Third Coast Percussion was excited to bring their collaborative work Metamorphosis to Memphis for another memorable experience.
In Franz Kafka’s Metamorphosis, for reasons outside of his control, Gregor Samsa wakes up one day as a giant creepy-crawling critter — some say a cockroach — so Gregor has to navigate the world as a giant bug, which as you can imagine is quite an isolating experience. This isolation, in turn, leads to a bleak ending with neglect, hatred, and ultimately death. After going through a year of isolation ourselves, much like Gregor, it’s likely that some of us have a pretty bleak, Kafkaesque outlook on life. But for others, isolation brought new values and a refreshed will to create, learn, and collaborate.
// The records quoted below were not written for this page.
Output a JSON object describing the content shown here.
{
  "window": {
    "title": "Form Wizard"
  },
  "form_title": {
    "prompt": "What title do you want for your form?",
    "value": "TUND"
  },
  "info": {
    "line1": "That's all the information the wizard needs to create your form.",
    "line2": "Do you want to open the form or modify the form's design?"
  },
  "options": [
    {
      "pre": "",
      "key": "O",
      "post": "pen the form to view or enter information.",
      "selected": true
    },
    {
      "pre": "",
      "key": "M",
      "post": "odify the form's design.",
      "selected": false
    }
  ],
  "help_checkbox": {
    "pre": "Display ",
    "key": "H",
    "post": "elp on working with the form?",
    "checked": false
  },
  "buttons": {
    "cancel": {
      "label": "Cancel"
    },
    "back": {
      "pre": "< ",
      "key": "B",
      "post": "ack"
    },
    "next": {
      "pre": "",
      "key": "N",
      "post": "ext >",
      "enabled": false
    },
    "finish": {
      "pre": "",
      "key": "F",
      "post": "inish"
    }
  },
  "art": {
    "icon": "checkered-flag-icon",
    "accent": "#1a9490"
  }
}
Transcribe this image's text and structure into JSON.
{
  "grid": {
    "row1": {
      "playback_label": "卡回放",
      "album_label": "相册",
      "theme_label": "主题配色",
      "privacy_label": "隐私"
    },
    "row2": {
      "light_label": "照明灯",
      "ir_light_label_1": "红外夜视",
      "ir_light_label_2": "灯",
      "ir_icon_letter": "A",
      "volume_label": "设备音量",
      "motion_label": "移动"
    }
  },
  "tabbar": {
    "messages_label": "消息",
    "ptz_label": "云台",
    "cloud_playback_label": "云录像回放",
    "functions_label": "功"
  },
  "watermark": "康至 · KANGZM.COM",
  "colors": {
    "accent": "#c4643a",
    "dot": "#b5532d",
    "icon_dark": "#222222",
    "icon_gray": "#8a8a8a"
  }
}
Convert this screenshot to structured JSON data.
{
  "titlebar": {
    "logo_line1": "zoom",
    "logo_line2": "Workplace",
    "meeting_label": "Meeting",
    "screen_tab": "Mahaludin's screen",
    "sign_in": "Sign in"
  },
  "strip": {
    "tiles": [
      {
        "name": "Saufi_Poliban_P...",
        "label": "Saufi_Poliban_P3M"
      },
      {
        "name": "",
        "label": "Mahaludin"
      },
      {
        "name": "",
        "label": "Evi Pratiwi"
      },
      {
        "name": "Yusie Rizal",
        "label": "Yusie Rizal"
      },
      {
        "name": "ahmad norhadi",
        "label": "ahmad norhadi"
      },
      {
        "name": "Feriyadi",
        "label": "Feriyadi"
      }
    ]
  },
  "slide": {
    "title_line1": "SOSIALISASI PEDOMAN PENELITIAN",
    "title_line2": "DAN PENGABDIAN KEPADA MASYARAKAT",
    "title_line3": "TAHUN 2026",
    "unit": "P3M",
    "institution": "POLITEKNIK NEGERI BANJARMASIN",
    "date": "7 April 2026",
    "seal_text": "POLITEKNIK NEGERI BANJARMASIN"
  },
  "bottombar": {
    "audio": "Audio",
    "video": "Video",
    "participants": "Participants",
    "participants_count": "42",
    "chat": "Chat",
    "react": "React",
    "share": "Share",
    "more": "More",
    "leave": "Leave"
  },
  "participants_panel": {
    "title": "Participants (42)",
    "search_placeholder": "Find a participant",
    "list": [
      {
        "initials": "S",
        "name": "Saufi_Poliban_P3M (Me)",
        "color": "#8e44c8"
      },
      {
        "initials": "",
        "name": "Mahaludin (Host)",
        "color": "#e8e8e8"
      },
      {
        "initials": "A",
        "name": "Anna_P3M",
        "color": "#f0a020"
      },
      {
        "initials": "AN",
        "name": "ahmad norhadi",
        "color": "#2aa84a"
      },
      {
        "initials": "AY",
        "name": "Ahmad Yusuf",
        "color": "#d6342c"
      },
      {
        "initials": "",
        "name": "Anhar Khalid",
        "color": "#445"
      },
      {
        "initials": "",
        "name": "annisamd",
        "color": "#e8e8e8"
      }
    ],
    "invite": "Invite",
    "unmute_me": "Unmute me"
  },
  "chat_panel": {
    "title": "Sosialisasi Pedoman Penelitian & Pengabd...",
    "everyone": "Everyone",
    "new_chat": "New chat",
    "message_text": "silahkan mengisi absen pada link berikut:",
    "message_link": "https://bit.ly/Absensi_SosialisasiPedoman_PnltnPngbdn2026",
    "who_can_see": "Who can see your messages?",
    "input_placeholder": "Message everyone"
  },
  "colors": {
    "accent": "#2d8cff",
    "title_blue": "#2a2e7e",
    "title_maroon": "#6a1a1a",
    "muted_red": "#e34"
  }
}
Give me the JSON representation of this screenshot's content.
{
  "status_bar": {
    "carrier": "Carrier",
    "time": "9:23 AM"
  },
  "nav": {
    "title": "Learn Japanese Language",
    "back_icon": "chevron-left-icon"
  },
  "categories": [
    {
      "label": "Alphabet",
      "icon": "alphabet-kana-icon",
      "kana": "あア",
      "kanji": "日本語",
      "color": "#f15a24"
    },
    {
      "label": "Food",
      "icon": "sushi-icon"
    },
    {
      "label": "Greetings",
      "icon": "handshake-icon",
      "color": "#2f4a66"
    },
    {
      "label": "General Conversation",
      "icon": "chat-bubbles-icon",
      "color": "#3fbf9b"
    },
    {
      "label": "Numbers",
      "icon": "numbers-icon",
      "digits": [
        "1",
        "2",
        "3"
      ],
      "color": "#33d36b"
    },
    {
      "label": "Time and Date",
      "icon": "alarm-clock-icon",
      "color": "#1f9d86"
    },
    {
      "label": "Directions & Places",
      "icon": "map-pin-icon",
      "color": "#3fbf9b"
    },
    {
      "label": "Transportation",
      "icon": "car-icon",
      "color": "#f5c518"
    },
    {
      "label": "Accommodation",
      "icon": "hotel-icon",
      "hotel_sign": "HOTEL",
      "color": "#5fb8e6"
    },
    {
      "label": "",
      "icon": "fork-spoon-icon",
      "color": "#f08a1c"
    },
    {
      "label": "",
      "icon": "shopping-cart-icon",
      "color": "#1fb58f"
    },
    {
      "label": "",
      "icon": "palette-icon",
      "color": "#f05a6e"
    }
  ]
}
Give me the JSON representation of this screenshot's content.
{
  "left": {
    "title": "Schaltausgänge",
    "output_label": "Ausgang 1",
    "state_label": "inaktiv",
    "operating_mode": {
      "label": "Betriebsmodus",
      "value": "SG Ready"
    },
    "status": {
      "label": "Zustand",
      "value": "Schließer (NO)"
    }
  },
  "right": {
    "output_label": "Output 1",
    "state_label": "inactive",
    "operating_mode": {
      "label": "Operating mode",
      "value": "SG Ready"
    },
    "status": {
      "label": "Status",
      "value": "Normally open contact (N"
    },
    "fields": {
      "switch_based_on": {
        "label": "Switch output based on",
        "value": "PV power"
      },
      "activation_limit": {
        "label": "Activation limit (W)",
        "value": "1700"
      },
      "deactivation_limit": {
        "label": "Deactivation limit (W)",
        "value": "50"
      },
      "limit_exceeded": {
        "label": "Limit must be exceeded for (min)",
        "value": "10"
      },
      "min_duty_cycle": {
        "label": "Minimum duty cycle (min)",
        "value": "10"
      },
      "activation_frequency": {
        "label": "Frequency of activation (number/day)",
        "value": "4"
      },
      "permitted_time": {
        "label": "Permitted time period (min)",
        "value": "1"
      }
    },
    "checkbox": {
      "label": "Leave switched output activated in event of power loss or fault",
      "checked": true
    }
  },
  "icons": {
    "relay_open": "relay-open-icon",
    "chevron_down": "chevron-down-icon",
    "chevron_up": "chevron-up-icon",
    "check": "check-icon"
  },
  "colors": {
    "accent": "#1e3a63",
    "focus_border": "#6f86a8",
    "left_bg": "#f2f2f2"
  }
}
This latter case was true for the Grammy-winning percussion quartet Third Coast Percussion and Movement Art Is, founded by dancers and choreographers Jon Boogz and Memphis’ Lil Buck.
When in-person interactions could not take place with the two groups based in Chicago and Los Angeles respectively, they worked together over many Zoom meetings to create their own Metamorphosis, a much more hopeful performance that explores the experiential lens of young Black men growing up in America today. “It’s about the dancers as the main characters — them growing and discovering who they are through their experiences through their life,” says Jenny Davis, music department manager at Crosstown Arts, where the show will be performed on May 3rd.
In this performance, the street-style, popping and Memphis jookin’ choreography by Lil Buck and John Boogz is transferred onto different bodies — dancers Cameron Murphy and Quentin Robinson — so that the dancing itself represents how one artist’s energy becomes absorbed and translated by another. Meanwhile, the dance will be set to Third Coast’s interpretation and reimagination of music by contemporary composers, electronic artists Jlin and Tyondai Braxton as well as Philip Glass. Such modern classical music, Davis points out, “is really fascinating because it’s influenced by all these other genres, too.”
With this blending of different styles and interpretations of music and dance, Davis says, “I think that’s inspiring to see how things that kind of exist separately can work together.”